Sukses

VIDEO: Polisi Sebut Tersangka Ambruknya Sekolah di Pasuruan Bakal Bertambah

Liputan6.com, Jakarta - Dua orang dari pihak kontraktor penggarap renovasi SDN Gentong Pasuruan yang ambruk, ditetapkan menjadi tersangka. Hal tersebut disampaikan langsung Kapolda Jatim, Irjen Pol Luki Hermawan, saat meninjau lokasi kejadian sekolah ambruk. Tersangka dianggap lalai hingga mengakibatkan seorang siswa, dan seorang guru, meninggal dunia.

Dua orang masing-masing berinisial D dan S ditetap sebagai tersangka, dalam kasus ambruknya atap 4 ruang kelas SDN Gentong, Kecamatan Gadingrejo, Kota Pasuruan yang terjadi beberapa hari lalu.

Keduanya merupakan kontraktor penggarap renovasi bangunan SDN Gentong yang dikerjakan pada tahun 2017 lalu. Berikut seperti diberitakan Fokus, 11 November 2019.

Penetapan dua tersangka ini disampaikan Kapolda Jatim, Irjen Pol Luki Hermawan usai berkunjung ke SDN Gentong, Jalan Kyai Haji Sepuh, Kecamatan Gadingrejo Kota Pasuruan, pada Sabtu siang.

Menurut Kapolda, kedua tersangka dijerat Pasal 359 KUHP, yakni Kelalaian yang Mengakibatkan Hilangnya Nyawa Orang Lain, dengan ancaman hukuman 5 tahun penjara.

Kapolda mengatakan, masih ada kemungkinan bertambahnya jumlah tersangka, mengingat kasus ini masih dalam proses pengembangan. D dan S, merupakan tersangka dalam kasus pidananya, sedangkan pihaknya juga tengah mendalami  dugaan kasus korupsi.

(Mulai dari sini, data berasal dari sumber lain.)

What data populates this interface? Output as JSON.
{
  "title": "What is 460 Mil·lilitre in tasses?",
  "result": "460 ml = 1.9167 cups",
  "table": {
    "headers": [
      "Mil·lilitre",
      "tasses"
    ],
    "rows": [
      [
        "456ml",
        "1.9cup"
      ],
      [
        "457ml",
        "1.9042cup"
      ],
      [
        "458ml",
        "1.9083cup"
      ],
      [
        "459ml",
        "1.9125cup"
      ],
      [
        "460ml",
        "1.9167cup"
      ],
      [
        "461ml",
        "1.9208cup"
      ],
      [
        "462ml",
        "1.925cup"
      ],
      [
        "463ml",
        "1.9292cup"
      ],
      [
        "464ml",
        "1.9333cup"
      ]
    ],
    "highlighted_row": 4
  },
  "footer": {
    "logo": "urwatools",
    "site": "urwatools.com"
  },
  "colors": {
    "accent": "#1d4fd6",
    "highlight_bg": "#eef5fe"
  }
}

"Hasilnya ada beberapa dan telah kami amankan tersangka 2 orang, inisial D dan S yangmana ini akan dikenakan pasal 359, karena lalainya mengakibatkan hilangnya nyawa orang lain, dan mereka dari pihak swasta, termasuk yang lainnya akan kita periksa semua, termasuk dari oknum ASN akan diperiksa semua oleh Dirkrimsus," kata Irjen Pol Luki Hermawan, Kapolda Jatim.

Selain mengecek langsung 4 ruang kelas SDN Gentong yang ambruk, Kapolda Jatim, juga memberikan bantuan kepada keluarga korban meninggal dunia dan korban luka. Dalam kasus ambruknya atap SDN Gentong Pasuruan, seorang siswa dan seorang guru meninggal dunia, sementara 13 siswa mengalami luka berat.